History has never been more exciting and appealing than now, at least for me. In school, it was a question of learning for the sake of passing tests and exams. Now, it is more a time of appreciation. How the years have gone by, and what we now see before us, the significance and the relevance!
In the ancient city of Xian, one of the oldest capital cities of China, we saw the best preserved city walls and also the famous tomb of the First Emperor Qing Shi Huangdi, and the terra cotta warriors with the horses.
Here we have the STELE Collection and from the above photo one sees texts on a 2.8 m limestone slab. It is the Nestorian Tablet or stele, excavated in Xian in 1625. The text is written in both Chinese and Syriac, and from them one gets some idea about the early history of Christianity in China.

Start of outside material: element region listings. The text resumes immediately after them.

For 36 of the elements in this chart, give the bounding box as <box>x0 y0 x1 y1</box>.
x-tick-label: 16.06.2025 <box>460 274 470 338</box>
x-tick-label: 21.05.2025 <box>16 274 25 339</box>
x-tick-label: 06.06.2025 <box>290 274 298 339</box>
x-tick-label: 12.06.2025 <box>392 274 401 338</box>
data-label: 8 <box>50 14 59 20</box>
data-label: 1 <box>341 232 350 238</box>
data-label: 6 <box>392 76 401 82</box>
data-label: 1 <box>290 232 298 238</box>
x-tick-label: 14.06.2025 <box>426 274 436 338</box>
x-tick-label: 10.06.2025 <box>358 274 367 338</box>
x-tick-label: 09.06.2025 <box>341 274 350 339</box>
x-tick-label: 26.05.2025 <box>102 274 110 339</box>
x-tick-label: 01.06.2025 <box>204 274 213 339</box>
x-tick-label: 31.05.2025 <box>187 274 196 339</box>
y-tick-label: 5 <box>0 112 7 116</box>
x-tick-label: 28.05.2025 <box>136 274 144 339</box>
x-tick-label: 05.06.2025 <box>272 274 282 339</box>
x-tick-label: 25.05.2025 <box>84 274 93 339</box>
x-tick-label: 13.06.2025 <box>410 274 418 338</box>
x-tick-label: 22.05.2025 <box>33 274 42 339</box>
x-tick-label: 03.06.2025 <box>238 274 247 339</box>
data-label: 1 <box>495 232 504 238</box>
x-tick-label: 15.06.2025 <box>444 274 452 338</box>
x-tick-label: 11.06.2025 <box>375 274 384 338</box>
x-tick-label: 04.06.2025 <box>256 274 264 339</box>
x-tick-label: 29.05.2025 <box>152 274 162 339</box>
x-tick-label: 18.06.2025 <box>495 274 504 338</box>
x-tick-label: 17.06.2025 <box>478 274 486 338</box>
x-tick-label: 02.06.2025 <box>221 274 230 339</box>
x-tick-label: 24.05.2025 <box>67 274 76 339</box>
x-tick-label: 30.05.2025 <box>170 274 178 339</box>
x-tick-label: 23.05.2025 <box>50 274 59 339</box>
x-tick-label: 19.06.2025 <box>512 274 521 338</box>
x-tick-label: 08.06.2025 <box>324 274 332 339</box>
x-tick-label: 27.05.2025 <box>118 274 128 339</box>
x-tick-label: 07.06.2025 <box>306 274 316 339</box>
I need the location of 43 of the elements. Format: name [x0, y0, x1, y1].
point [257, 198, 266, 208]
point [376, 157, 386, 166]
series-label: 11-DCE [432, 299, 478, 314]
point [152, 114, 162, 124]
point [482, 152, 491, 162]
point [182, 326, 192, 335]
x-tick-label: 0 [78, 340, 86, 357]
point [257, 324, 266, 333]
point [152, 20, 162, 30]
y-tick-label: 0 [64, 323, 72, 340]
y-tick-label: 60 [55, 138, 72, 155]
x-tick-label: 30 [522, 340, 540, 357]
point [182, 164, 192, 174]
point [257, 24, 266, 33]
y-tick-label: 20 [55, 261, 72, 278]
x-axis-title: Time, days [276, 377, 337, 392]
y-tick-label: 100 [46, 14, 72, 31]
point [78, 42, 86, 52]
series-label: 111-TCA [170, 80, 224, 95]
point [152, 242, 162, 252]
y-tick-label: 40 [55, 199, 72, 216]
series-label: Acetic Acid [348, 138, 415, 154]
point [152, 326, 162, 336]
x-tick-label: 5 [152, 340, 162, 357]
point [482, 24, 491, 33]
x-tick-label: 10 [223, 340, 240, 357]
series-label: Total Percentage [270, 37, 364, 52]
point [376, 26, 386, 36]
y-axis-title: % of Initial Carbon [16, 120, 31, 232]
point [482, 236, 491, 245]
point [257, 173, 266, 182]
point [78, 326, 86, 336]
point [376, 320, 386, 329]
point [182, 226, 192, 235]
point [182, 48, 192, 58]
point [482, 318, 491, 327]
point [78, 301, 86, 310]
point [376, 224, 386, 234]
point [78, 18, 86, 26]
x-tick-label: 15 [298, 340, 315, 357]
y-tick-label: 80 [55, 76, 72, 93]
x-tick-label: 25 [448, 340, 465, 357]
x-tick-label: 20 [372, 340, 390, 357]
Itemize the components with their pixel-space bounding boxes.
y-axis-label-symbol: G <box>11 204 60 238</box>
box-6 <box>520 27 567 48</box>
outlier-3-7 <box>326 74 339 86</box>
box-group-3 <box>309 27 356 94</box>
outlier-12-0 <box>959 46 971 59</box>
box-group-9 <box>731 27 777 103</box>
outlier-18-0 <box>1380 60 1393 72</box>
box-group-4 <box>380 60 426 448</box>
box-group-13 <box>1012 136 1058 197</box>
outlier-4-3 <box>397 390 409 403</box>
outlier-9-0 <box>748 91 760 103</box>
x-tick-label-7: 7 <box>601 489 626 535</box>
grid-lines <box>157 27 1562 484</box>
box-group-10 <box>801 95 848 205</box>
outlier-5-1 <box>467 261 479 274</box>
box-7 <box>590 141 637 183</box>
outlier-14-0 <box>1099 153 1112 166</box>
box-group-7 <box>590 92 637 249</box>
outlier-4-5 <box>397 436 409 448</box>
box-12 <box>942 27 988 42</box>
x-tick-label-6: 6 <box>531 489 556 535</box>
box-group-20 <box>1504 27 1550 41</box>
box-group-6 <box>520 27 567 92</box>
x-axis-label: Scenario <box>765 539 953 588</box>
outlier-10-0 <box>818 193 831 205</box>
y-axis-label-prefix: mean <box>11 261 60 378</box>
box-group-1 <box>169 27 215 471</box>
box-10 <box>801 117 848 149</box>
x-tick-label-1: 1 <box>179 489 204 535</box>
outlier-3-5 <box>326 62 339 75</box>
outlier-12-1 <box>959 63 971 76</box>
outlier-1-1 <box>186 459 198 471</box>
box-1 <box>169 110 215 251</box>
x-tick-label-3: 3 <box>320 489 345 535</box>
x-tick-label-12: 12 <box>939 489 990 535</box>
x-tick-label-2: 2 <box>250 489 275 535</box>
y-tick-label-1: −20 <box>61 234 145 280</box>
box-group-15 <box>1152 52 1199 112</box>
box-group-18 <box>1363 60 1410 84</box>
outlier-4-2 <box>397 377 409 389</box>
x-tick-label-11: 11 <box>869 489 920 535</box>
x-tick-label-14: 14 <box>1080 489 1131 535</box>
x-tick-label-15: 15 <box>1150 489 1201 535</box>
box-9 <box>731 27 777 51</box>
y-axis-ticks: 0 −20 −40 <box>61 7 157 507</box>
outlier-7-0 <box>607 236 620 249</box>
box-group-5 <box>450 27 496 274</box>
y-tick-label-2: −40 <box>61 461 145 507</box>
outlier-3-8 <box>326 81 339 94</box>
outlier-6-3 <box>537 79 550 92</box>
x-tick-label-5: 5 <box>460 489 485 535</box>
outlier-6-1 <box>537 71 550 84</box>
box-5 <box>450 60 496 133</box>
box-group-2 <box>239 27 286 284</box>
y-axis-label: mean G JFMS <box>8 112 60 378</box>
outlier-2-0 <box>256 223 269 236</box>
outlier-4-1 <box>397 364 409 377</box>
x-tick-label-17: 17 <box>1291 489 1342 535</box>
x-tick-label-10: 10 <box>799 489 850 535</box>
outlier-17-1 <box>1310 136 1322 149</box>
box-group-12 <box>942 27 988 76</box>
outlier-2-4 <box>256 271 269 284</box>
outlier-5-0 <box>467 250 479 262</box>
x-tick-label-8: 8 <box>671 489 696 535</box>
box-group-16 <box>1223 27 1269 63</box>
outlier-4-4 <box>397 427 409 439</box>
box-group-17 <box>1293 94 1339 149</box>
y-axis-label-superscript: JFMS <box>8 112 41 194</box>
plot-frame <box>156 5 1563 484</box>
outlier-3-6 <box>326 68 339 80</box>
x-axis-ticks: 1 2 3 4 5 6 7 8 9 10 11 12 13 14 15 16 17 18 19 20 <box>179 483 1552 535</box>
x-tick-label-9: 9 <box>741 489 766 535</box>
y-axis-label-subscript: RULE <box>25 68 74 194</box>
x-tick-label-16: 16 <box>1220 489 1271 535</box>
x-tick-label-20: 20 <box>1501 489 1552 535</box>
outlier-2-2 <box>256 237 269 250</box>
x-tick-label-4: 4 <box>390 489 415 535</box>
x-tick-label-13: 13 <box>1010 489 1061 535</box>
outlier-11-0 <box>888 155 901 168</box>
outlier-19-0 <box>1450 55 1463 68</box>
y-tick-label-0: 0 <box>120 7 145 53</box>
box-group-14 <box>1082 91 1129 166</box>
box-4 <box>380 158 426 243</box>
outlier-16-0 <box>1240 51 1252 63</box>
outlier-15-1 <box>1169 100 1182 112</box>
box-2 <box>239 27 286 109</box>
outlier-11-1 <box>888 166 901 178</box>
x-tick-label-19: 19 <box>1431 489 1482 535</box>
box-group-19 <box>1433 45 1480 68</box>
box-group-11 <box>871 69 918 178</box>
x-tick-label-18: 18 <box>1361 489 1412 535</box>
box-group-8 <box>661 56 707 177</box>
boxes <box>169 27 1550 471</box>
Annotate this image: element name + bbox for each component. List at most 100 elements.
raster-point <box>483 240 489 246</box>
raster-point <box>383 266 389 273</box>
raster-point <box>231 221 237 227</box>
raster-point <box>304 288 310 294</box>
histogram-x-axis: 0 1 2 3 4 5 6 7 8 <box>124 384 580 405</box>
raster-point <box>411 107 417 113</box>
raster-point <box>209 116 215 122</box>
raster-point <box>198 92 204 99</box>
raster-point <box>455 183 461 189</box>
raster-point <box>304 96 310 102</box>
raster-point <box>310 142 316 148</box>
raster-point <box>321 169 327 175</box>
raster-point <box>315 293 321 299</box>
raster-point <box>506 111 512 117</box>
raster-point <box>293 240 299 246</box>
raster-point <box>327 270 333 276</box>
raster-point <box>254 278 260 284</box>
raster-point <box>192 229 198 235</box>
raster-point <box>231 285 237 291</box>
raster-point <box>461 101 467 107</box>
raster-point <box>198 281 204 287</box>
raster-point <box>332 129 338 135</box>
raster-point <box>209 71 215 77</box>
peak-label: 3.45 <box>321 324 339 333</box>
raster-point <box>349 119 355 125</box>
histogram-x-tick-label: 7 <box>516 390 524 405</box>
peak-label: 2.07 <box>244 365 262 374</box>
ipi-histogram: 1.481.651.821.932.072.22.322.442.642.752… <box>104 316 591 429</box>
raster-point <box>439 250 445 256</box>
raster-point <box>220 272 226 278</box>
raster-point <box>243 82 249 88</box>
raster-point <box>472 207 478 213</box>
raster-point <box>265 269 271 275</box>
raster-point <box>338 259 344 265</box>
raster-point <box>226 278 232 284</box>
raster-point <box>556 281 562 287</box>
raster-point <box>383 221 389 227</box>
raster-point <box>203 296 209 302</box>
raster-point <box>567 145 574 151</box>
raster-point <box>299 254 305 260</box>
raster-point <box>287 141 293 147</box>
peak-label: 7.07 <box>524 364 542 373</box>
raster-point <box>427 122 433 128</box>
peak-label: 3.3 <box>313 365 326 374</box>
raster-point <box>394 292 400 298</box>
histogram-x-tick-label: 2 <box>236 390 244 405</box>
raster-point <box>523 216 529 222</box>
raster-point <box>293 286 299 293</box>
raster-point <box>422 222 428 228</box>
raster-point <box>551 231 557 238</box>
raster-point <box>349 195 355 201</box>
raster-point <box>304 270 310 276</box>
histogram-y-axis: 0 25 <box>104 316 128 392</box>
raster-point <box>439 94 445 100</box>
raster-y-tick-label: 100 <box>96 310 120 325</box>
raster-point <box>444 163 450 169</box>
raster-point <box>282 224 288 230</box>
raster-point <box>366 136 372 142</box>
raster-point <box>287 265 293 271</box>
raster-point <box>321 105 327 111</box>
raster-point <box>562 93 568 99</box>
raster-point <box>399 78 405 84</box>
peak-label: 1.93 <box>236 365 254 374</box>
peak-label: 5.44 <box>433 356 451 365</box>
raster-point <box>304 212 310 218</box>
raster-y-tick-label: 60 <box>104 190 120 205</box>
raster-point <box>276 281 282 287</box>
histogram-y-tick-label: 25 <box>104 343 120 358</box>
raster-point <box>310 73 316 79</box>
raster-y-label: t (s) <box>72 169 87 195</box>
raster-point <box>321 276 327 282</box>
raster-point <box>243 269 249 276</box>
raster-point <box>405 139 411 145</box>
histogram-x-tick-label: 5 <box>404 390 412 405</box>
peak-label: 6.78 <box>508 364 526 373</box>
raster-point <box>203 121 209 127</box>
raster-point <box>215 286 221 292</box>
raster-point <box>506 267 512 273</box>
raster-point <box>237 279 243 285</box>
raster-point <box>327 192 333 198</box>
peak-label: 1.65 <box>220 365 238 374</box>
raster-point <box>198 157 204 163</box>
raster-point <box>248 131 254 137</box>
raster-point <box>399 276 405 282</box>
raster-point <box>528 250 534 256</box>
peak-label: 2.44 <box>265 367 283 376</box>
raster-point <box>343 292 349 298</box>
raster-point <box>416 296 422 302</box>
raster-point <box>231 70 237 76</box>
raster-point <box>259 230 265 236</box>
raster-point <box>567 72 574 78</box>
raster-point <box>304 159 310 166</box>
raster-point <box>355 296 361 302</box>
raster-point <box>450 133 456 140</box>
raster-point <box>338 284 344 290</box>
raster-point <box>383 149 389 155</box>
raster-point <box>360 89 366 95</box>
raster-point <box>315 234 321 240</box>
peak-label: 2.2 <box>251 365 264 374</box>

Apparently it was in 635 when a Persian Nestorian monk named Alopen brought the Good News to China by way of the Silk Route. Alopen obtained permission from Emperor Taizong to proclaim the Christian faith and the first Christian texts were translated into Chinese. From there the Word of God was proclaimed in ten provinces of the Chinese empire and about a hundred churches and convents were also built. What happened after that? History!
I saw how original master pieces could be copied easily. One simply put the rice paper over it, rub it, fan it so that it would dry quickly and then remove it with great care. Of course, to talk about it is easy. The proper way demands both skill and patience.
This visit gave me a desire to learn to write in Chinese again. For one thing, I know that there is a possibility of my just starting to practise my Chinese and I am now doing that. For another, I have also started to read simple short passages and to try and find new words. I just pray that I don’t do it flippantly so that it is nothing but a flash in the pan. I know that such a visit would surely delight anyone who appreciates Chinese painting. Even though I had abandoned the little I had acquired over a period of a few years, I was also filled with amazement. How beautiful Chinese calligraphy is. I could not understand then the need to have to write Chinese characters when all I wanted to do was to learn how to paint using Chinese brushes and techniques. Then I was told that the good calligrapher is the one who will execute the correct strokes and paint well. The character in red means Happiness or even Prosperity. It was done in one single stroke! Yes, it is so much clearer to me now why the good calligrapher is more likely to be the better painter than one who does not know how to use jet black ink to write on rice paper. Enjoy!